Bupati Saipul menjelaskan bahwa aktivitas pertambangan yang berkembang di Pohuwato sebagian besar masih dilakukan secara tradisional oleh masyarakat. Banyak warga yang menggantungkan penghasilan dari kegiatan menambang, khususnya di kawasan bantaran Sungai Taluduyunu.
“Iya, mereka turun pagi dan pulang sore hari dengan membawa hasil jerih payah mereka yang kemudian dijual untuk memenuhi kebutuhan hidup,” ujar Bupati Saipul.
Melihat kondisi tersebut, pemerintah daerah berupaya mencari solusi yang dapat memberikan kepastian bagi masyarakat penambang. Kehadiran pemerintah dinilai penting untuk memberikan perlindungan serta kepastian bagi warga yang menggantungkan hidup dari sektor tersebut.
Salah satu langkah yang terus didorong pemerintah daerah adalah percepatan penerbitan Izin Pertambangan Rakyat (IPR) agar para penambang memiliki payung hukum yang jelas dalam menjalankan aktivitasnya.

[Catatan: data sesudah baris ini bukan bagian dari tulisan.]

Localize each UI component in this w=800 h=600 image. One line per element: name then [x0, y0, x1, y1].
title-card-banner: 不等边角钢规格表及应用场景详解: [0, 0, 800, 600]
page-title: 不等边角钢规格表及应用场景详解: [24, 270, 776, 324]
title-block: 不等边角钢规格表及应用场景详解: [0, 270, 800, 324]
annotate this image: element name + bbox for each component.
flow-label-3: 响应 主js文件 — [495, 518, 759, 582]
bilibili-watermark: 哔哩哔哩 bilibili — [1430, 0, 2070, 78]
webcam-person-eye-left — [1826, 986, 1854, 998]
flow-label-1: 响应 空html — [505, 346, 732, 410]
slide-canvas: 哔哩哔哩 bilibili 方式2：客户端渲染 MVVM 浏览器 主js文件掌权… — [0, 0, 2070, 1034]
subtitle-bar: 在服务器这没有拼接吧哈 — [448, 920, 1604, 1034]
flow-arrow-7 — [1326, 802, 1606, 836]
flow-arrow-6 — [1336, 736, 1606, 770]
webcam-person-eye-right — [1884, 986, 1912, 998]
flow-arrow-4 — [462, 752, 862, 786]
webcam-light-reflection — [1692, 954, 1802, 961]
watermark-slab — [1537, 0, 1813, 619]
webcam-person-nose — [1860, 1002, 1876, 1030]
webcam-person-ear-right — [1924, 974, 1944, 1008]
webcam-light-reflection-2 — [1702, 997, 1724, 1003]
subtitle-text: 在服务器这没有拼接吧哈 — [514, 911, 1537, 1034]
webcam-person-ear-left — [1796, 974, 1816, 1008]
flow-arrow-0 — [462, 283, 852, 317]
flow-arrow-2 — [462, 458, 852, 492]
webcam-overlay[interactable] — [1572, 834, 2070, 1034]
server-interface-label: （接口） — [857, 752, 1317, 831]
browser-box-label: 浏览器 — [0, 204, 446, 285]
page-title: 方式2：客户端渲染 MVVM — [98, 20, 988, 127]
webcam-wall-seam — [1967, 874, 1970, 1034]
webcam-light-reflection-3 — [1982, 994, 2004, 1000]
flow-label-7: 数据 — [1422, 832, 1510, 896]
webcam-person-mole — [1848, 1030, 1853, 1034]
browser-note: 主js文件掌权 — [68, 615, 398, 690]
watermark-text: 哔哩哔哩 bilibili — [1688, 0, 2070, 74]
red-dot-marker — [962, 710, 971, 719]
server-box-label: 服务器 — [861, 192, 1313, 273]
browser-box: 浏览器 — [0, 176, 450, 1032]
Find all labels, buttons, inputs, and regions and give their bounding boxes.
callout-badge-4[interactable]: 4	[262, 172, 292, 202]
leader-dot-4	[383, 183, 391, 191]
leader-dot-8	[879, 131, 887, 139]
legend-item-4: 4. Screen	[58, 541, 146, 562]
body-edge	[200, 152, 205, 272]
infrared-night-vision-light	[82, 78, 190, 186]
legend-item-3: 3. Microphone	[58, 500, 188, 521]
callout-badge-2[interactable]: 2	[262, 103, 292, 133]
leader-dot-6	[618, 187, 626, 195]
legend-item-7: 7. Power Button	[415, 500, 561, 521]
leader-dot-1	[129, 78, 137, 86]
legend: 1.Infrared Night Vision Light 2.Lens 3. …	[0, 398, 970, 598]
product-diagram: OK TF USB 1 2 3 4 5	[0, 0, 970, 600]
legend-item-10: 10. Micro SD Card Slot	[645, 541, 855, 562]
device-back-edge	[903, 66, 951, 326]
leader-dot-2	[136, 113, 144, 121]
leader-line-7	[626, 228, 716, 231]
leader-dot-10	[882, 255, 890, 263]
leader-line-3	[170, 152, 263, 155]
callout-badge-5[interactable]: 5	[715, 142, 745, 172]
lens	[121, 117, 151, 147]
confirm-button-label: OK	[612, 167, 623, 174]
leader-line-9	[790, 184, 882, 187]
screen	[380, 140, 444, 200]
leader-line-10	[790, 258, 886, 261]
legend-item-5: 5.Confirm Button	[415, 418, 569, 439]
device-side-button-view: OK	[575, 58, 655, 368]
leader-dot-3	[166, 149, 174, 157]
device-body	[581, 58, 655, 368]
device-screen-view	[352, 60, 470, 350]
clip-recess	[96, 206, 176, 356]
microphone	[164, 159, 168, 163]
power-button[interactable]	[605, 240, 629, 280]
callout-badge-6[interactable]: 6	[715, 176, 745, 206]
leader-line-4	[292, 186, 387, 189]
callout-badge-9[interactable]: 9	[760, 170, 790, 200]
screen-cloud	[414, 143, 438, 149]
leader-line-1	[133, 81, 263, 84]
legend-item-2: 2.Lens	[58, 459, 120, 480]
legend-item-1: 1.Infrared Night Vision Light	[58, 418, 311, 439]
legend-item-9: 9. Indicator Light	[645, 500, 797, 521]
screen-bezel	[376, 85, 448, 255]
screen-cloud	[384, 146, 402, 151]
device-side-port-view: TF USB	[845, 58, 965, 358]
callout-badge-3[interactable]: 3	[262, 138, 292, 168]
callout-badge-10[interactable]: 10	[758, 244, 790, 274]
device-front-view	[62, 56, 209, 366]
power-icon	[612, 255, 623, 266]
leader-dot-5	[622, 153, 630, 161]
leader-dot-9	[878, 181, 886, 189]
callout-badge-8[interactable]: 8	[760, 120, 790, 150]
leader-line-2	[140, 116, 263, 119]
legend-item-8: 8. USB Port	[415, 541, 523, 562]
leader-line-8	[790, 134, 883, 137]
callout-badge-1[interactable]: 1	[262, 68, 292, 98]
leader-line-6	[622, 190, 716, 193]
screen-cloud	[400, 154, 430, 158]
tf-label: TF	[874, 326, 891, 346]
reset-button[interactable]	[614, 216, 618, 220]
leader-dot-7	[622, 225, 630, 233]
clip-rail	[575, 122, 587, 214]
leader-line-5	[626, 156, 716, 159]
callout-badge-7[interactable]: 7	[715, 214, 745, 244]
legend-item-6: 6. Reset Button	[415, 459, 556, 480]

“Kami akan mendorong pemerintah provinsi untuk percepatan penerbitan IPR, karena hal tersebut menjadi kewenangan pemerintah provinsi yang merupakan perwakilan pemerintah pusat di daerah. Dengan adanya IPR, para penambang memiliki kepastian dan perlindungan hukum dalam menjalankan mata pencaharian mereka,” kata Bupati Saipul.
Bupati Saipul juga menambahkan bahwa penerbitan IPR merupakan kewenangan Kementerian Energi dan Sumber Daya Mineral (ESDM) yang diusulkan melalui pemerintah provinsi. Ketentuan tersebut sebagaimana diatur dalam Undang-Undang Nomor 3 Tahun 2020 tentang Pertambangan Mineral dan Batubara, yang memberikan kewenangan kepada Menteri ESDM untuk menerbitkan Izin Pertambangan Rakyat kepada penduduk setempat maupun koperasi.
Melalui peluang tersebut, Bupati Saipul berharap masyarakat maupun koperasi dapat mengurus perizinan secara resmi, sehingga aktivitas pertambangan dapat dilegalkan dan tidak lagi dikategorikan sebagai Pertambangan Emas Tanpa Izin (PETI).